There are lots of ideas talked about in the trilogy. We have the big civil war, the fact that the civil war is between aspects of the same person, the fact that the leader essentially runs the empire through “ancillaries” (which are different physical bodies with her personality at least uploaded into them), the ships that are crewed by similar ancillaries, the ships having sophisticated AIs that are treated as mere things and not persons, the one ship that loses the ship and all of its ancillaries and lives on inside one ancillary (this is the main character), the character progression of one out-of-time lieutenant, corruption in the Empire, relations with the alien Praesger, and a host of other ideas. But none of them get developed enough for us to care about them.
In the first book, this wasn’t all that annoying, as we expect world and character building to happen there, and so it was just a decently paced book that often devolved into pointless conversations. But this inability to develop any plot line started to grate in the second book, and by the beginning of the third book I realized that any event or plot or character line of any significance had been relegated to background event as we went through. The main character rarely talked about having any issues and didn’t show any development in the work, so we couldn’t be following her character development. The civil war was background in the second and the third, only rearing its head when it needed to complicate something. The aliens were brought in, again, only as complications. The AI issues were raised without sufficient development, and interesting issues with trying to deal with them were swept aside in short conversations that didn’t really do anything. The third book spends a lot of time on Seivarden’s problems and character development, but Seivarden was a) a character that we had no real reason to like, b) a character that the protagonist didn’t like and c) a character whose problems only arose when it was convenient for them to arise. Ultimately, it was a minor element of the work that no one cared about.

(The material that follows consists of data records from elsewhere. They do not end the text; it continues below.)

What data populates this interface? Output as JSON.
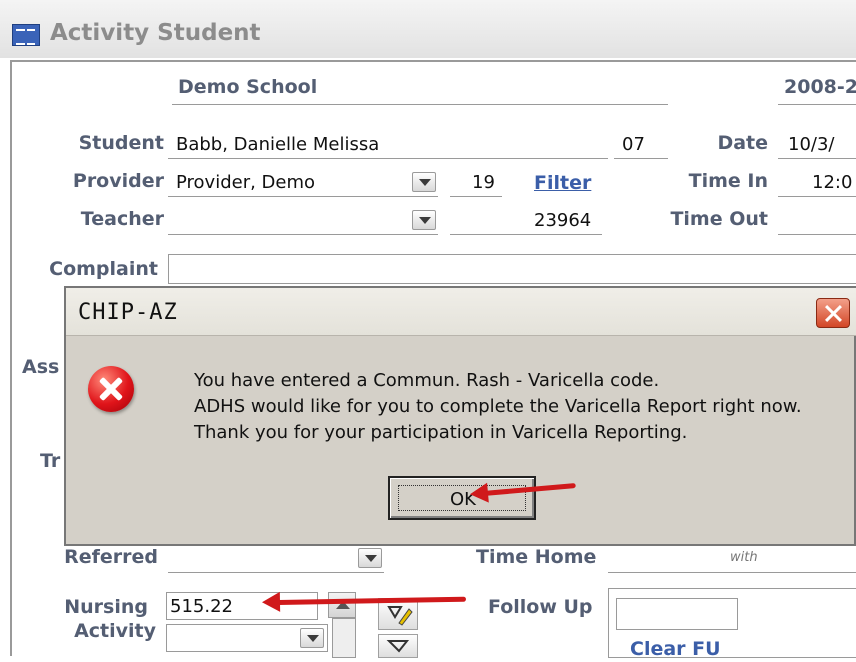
{
  "window": {
    "title": "Activity Student",
    "icon": "form-icon"
  },
  "header": {
    "school": "Demo School",
    "year": "2008-2"
  },
  "student": {
    "label": "Student",
    "name": "Babb, Danielle Melissa",
    "grade": "07"
  },
  "date": {
    "label": "Date",
    "value": "10/3/"
  },
  "provider": {
    "label": "Provider",
    "name": "Provider, Demo",
    "number": "19",
    "filter_link": "Filter"
  },
  "time_in": {
    "label": "Time In",
    "value": "12:0"
  },
  "teacher": {
    "label": "Teacher",
    "name": "",
    "number": "23964"
  },
  "time_out": {
    "label": "Time Out",
    "value": ""
  },
  "complaint": {
    "label": "Complaint",
    "value": ""
  },
  "partial_labels": {
    "ass": "Ass",
    "tr": "Tr"
  },
  "referred": {
    "label": "Referred",
    "value": ""
  },
  "time_home": {
    "label": "Time Home",
    "with_label": "with"
  },
  "nursing": {
    "label_line1": "Nursing",
    "label_line2": "Activity",
    "code": "515.22",
    "activity": ""
  },
  "follow_up": {
    "label": "Follow Up",
    "clear_button": "Clear FU"
  },
  "dialog": {
    "title": "CHIP-AZ",
    "icon": "error-icon",
    "message_lines": [
      "You have entered a Commun. Rash - Varicella code.",
      "ADHS would like for you to complete the Varicella Report right now.",
      "Thank you for your participation in Varicella Reporting."
    ],
    "ok_label": "OK"
  },
  "colors": {
    "label": "#545e73",
    "arrow": "#d0191b",
    "dialog_bg": "#d4d0c8",
    "link": "#3b5ea8"
  }
}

It didn’t help that the protagonist was far too competent for a story like this to work. Breq or Justice of Toren or whatever was pretty much always a step ahead of everyone and knew everyone’s plots well before they caused too much trouble. Breq was even given a superweapon that could even take out entire ships even though it was a handgun, which strained credibility. With a character that competent, there was little tension; every plot was snuffed out before it could really take shape, and the main character never had to struggle with anything, and so had no possibility of any character arc where they struggled and overcame limitations. While the character started out interesting, by the end the character was just a bit boring, with only our initial good will from the first book saving Breq from being detested.

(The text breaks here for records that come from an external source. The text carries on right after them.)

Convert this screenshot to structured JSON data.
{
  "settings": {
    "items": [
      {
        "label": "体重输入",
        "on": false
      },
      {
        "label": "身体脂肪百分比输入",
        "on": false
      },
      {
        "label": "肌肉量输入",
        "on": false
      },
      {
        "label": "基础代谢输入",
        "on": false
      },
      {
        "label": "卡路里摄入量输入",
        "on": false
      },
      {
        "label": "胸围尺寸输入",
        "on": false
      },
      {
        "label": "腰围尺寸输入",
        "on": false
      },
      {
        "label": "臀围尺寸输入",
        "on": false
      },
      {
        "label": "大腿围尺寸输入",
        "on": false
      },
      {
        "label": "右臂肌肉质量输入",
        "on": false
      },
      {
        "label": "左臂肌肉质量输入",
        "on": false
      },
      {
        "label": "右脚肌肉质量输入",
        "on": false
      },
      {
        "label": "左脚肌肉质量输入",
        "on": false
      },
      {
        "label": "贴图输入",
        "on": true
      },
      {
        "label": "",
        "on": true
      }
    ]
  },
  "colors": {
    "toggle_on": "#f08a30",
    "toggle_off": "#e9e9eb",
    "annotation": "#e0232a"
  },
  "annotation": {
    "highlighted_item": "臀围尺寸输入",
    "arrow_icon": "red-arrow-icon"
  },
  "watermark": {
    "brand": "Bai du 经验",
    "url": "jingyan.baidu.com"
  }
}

The ur-example of the “expression but not exploring ideas” is the novel — and controversial — use of the female pronoun for everyone. What was this supposed to achieve? Since Leckie uses it when referencing specific people, it can’t be used to highlight how the male pronoun is assumed in some cases, since the male pronoun is explicitly not used when addressing specific, known people. Since Leckie still talks about people having different physical genders, it’s not a way to eliminate gender and explore that idea. She doesn’t use it to create an all-female empire, or even use it to explore how such a usage could come about. She uses the pronoun, but that being a part of the language is in no way important, nor explored, other than with an aside about how using the wrong pronoun offends gendered societies … but she never explores if those societies are benighted or proper or anything. Anything of interest wrt that usage came from me, with my first — and continually — treating all characters as female even if the work said they weren’t — Seivarden is mentioned once as being male — and in one case thinking of a character as male despite the pronouns and despite the book probably not mentioning it. Leckie seems to think that doing this is somehow cool and interesting, but because she goes nowhere with it and does nothing with it it is more an annoyance to the reader than anything else.

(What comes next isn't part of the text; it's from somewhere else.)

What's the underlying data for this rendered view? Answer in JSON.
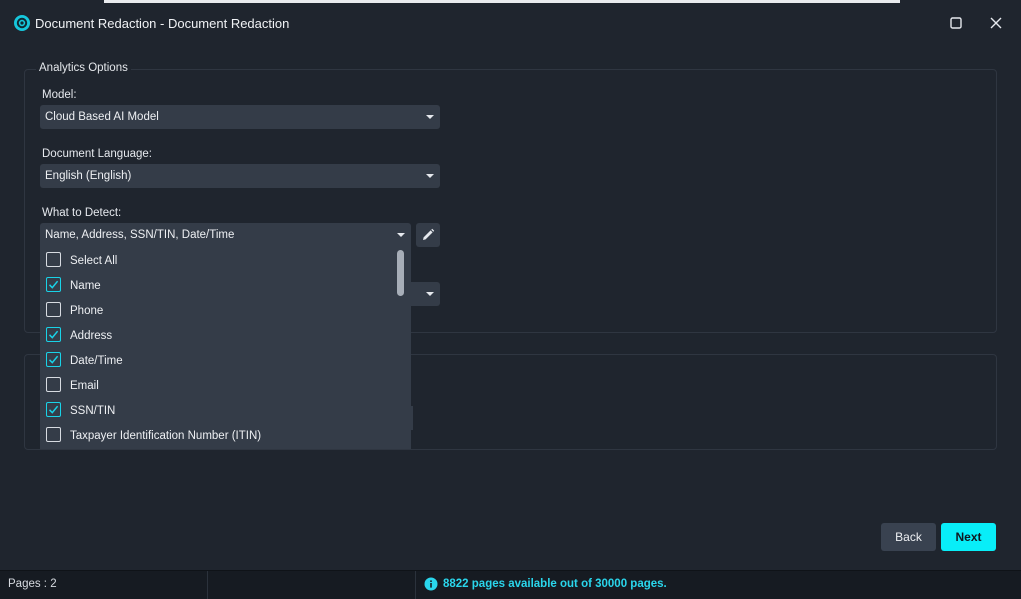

The pacing of the work is overall good; things don’t bog down as much as they did in “Seveneves” — although that’s a low bar — and it seems to me that the pacing was better than “The Aeronaut’s Windlass”. Unfortunately, it’s inability to develop anything ends up making “Ancillary Mercy” an incredibly annoying book. I was prepared to grant “Ancillary Justice” a solid “Meh”, but “Ancillary Mercy” is, all things considered, a poor work. Not as bad as “Seveneves” … but, again, that’s a low bar.